Carlos Portinho: Se eu quiser perguntar o nome dos atletas do clube em que houve a denúncia, se eles têm cadastro em casa de aposta, eu posso perguntar. E eles vão ter que me responder – as casas de apostas. O STJD? Dão de ombros para ele. Então, o que deveria… Por isso eu quero ouvir o Relator, para não ser injusto, mas o que deveria seguir o caminho de todas as 109 denúncias. Pega, manda para o Ministério Público, e, de preferência, o Procurador do STJD tenha a representação junto ao Ministério Público para acompanhar. Porque, quando – pelo menos nesse período que você relata, 2017 a 2022 – você mandava para o STJD, você foi chamado lá alguma vez para falar desses relatórios?
Rômulo: Não, não fui chamado. V. Exa. está bem correto. A associação-membro possui uma limitação de atuação. A própria FIFA prevê no código de ética. Se não me engano, o código da CBF também, o código de ética da CBF possui também. Você pode dar multas financeiras, suspensão e até a exclusão do desporto.
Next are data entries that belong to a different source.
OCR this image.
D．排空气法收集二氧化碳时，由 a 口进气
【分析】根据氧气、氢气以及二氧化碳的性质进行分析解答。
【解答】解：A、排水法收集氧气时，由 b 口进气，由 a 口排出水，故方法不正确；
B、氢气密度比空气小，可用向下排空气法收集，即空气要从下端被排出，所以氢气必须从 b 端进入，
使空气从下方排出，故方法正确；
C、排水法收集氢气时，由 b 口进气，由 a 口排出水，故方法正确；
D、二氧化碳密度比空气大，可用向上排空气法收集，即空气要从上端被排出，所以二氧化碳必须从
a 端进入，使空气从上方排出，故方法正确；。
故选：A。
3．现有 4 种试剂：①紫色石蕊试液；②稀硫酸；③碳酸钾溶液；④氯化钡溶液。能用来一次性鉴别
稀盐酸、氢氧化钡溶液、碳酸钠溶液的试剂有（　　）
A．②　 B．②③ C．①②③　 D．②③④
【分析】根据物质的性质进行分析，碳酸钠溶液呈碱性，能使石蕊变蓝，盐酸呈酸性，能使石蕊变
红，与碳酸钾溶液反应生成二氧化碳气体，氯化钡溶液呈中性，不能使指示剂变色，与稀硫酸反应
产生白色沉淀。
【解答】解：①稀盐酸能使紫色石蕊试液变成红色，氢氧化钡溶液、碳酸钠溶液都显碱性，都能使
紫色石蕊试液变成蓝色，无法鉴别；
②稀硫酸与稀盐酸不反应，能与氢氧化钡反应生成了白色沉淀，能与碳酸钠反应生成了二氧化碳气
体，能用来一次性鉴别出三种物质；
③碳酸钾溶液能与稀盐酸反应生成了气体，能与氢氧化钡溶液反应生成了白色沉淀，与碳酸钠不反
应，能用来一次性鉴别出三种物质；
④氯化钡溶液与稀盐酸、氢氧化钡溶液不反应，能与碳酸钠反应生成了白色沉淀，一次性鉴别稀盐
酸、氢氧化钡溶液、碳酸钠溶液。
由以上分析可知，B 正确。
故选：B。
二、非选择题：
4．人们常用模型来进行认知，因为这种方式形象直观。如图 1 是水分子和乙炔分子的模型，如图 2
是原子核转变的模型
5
Entretanto, conduzindo uma investigação com maior rigor, digamos assim, quem seria, por exemplo, talvez eu ou alguém do STJD, um civil, para fazer um inquérito ou até mesmo uma inquisição? Não teria a qualificação, e eu tenho muitas dúvidas se, legalmente, poderia ser exercida esse tipo de atividade.
Carlos Portinho: É verdade. Então, muito esclarecedor, inclusive uma informação que a gente não tinha: mais de 200 casos de alertas de suspeitas de manipulação, em cinco anos passados – de 2017 a 2022 -, que foram para o STJD e de que a gente não teve nem conhecimento, nem na imprensa. Estou até curioso em saber. Isso eu posso oficiar ao STJD, para saber se esses alertas… E pedir a cópia deles? Eles têm lá?
Rômulo: Senador, o senhor pode, talvez, solicitar à própria Diretoria de Competições da CBF, que a correspondência saía… Não saía diretamente do Rômulo Reis, saía do departamento de competições através da secretaria, como qualquer despacho administrativo.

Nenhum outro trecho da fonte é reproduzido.